Murrumu describes the so-called Sovereign Yidindji Dollar as a significant step in building the nation. “It was too expensive to mint coins and to print physical notes,” he explains. “It just didn’t make sense because it’s cheaper and better for the environment to go down the digital currency road.
We actually create the money in accord with our laws and that is then minted and verified on a digital platform, so we’re not just printing money out of thin air.
Murrumu of Walubara, Yidindji minister for financial technology, foreign affairs and trade, renewable energy and communications and broadband
Four Pillars of the Yidindji CBDC
The Yidindji CBDC has four distinctive features that differentiate it from others already established, such as the Sand Dollar in the Bahamas and Nigeria’s eNaira:
- It is the first CBDC issued using the MetaMUI CBDC platform.
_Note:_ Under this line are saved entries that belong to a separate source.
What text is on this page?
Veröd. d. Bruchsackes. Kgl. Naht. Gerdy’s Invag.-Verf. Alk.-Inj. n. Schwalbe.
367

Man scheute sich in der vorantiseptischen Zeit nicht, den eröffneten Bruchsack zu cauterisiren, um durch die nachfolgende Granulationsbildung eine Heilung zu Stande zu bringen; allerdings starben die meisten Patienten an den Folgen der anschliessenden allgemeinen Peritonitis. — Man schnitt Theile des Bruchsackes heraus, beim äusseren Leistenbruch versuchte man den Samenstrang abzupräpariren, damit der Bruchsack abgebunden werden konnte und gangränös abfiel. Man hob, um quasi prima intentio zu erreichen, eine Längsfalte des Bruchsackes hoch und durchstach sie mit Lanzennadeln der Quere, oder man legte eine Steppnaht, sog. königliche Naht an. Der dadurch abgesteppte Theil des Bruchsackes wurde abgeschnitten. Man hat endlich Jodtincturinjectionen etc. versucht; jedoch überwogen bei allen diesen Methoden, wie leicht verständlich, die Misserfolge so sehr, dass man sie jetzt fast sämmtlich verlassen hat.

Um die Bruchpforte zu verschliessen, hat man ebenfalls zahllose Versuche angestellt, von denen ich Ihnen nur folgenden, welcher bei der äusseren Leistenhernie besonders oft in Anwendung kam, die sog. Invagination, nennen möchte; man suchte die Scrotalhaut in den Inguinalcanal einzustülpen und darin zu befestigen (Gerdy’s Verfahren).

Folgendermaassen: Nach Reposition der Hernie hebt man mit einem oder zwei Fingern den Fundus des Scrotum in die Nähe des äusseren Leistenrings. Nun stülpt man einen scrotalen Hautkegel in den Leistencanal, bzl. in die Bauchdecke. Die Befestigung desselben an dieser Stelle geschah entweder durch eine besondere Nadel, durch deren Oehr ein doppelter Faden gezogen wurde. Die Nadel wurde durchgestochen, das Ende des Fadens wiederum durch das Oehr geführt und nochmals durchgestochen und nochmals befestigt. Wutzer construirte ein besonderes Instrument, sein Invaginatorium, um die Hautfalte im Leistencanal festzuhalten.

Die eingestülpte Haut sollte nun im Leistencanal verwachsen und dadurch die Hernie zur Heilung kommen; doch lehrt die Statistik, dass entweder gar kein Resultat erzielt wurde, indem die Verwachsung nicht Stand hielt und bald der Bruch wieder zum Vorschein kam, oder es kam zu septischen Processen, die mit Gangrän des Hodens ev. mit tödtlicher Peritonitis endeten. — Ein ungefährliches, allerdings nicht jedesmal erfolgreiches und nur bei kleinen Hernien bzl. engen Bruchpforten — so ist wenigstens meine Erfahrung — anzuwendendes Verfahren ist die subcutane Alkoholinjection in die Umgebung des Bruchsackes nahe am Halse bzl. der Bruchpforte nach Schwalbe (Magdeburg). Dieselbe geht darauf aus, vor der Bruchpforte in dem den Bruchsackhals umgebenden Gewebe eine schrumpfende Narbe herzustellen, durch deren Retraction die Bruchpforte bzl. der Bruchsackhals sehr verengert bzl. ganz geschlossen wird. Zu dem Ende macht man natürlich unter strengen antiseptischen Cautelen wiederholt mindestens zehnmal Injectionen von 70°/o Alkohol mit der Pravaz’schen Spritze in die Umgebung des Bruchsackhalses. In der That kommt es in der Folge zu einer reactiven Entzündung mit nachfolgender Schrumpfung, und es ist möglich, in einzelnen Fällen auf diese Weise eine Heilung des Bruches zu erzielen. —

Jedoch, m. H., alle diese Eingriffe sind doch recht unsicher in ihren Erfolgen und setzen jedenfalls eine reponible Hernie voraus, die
- It has been issued exclusively in digital currency, without the need for paper bills.
- It incorporates a payment system connected with MetaMUI’s service set identifier system, which can be used in all retail stores and government offices. Payments can be processed without using the dedicated network, there are no transaction fees, sales settlements are immediate, and cross-border payments can be made without using credit cards.
- It is a convertible currency whose collateral assets are gold, silver, and other minerals and natural resources, such as green and blue carbon. Money issuance, backed by a digital certificate, is also backed with collateral assets.
MetaMUI combines the concept of a self-sovereign identity and a decentralised blockchain, thus safeguarding users’ privacy and avoiding centralised censorship and the abuse of private information.
The Sovereign Yidindji Government (SYG) has already built a national identity system using MetaMUI’s technology, meaning all Yidindji citizens, companies and organisations can create their own digital identities, own digital assets and make payments with the Yidindji Dollar.
The SYG has 17 ministers and 22 ministries, and plans to be the first government to become fully digitised. For the 40 SYN citizens with the digital identification app on their phones, using the new CBDC is simple. “Basically you can pay through a QR code,” Murrumu says.
The ultimate goal for Murrumu and the SYN is a treaty with the Australian Commonwealth. When that happens, Murrumu says, it will “enable our money to cross borders into the Australian system and vice versa”.
In September last year, the Reserve Bank of Australia (RBA) joined Singapore, Malaysia and South Africa in launching a CBDC pilot for international settlements. At the time, the RBA announced it was looking to hire experts for its “CBDC research team” and expected the results of the pilot to be published “in early 2022”.